Nonbank Mortgage Servicing. In February 2014, Lawsky called on regulators to halt the expansion of nonbank mortgage servicers.Mortgage servicers collect payments from homeowners and distribute the payments to investors who own the loans through mortgage securities. Nonbank mortgage servicers often focus on delinquent loans and those made to buyers with poor credit histories. Lawsky fears some nonbank mortgage servicers are getting too big too quickly and are not equipped to handle the amount of business they have assumed.

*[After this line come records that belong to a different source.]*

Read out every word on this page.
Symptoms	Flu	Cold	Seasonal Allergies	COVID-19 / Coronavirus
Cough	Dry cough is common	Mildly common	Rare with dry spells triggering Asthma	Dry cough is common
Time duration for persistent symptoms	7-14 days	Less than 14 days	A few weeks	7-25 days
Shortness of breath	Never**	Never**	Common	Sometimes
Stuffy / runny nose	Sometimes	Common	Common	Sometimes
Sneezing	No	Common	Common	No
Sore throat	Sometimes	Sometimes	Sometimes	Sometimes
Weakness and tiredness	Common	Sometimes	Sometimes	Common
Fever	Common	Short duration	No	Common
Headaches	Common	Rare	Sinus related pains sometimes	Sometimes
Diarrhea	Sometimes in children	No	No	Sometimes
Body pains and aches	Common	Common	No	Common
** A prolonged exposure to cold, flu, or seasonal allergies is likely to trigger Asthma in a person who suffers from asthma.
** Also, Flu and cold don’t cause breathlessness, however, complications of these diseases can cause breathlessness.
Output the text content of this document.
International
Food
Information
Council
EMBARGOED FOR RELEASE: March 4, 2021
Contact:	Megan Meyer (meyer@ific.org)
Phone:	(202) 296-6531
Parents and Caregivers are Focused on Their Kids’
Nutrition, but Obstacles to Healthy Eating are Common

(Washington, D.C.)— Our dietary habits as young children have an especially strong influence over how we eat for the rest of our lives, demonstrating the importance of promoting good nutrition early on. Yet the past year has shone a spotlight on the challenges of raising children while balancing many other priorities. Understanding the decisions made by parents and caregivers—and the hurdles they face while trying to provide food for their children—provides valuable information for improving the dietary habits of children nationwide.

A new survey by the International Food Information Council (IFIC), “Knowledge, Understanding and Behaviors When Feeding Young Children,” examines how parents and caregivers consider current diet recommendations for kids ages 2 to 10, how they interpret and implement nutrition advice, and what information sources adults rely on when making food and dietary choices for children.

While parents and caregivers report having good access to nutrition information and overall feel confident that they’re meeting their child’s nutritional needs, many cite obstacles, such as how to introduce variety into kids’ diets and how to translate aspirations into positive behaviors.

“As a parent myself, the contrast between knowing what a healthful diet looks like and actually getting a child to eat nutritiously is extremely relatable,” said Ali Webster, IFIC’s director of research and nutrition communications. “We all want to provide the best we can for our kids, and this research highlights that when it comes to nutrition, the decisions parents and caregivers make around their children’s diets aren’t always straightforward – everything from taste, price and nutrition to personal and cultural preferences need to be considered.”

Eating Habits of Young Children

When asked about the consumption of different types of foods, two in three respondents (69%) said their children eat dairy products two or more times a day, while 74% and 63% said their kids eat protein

Consumer Protection. In April 2014, Lawsky brought a lawsuit against Condor Capital Corporation, a subprime auto lender based in Long Island, and its owner, for concerns related to the company's practices regarding customer loans and customer data. DFS alleges that: (i) Condor stole millions of dollars from borrowers by deceiving them about the positive balances in their accounts, and (ii) the company did not properly safeguard customers' personal information. In pursuing the lawsuit, DFS is relying on a rarely used provision in the Dodd-Frank Act, which gives state authorities power to enforce federal consumer protection law. Because DFS is among the first state regulators to take advantage of this provision, DFS's lawsuit may serve as a model for other state regulators to take similar action. Not long after the lawsuit was filed, the court granted DFS's temporary restraining order freezing Condor Capital Corporation's accounts and operations.
DFS's recent activity and initiatives suggest it will continue to pursue its interest in investigating emerging growth areas and trends, its desire to push its reforms and regulations as models for other jurisdictions, and its wide-ranging enforcement actions and remedies. Legal and compliance professionals at financial institutions and insurers, located in and outside of New York, should accordingly continue to keep informed of DFS and its activities.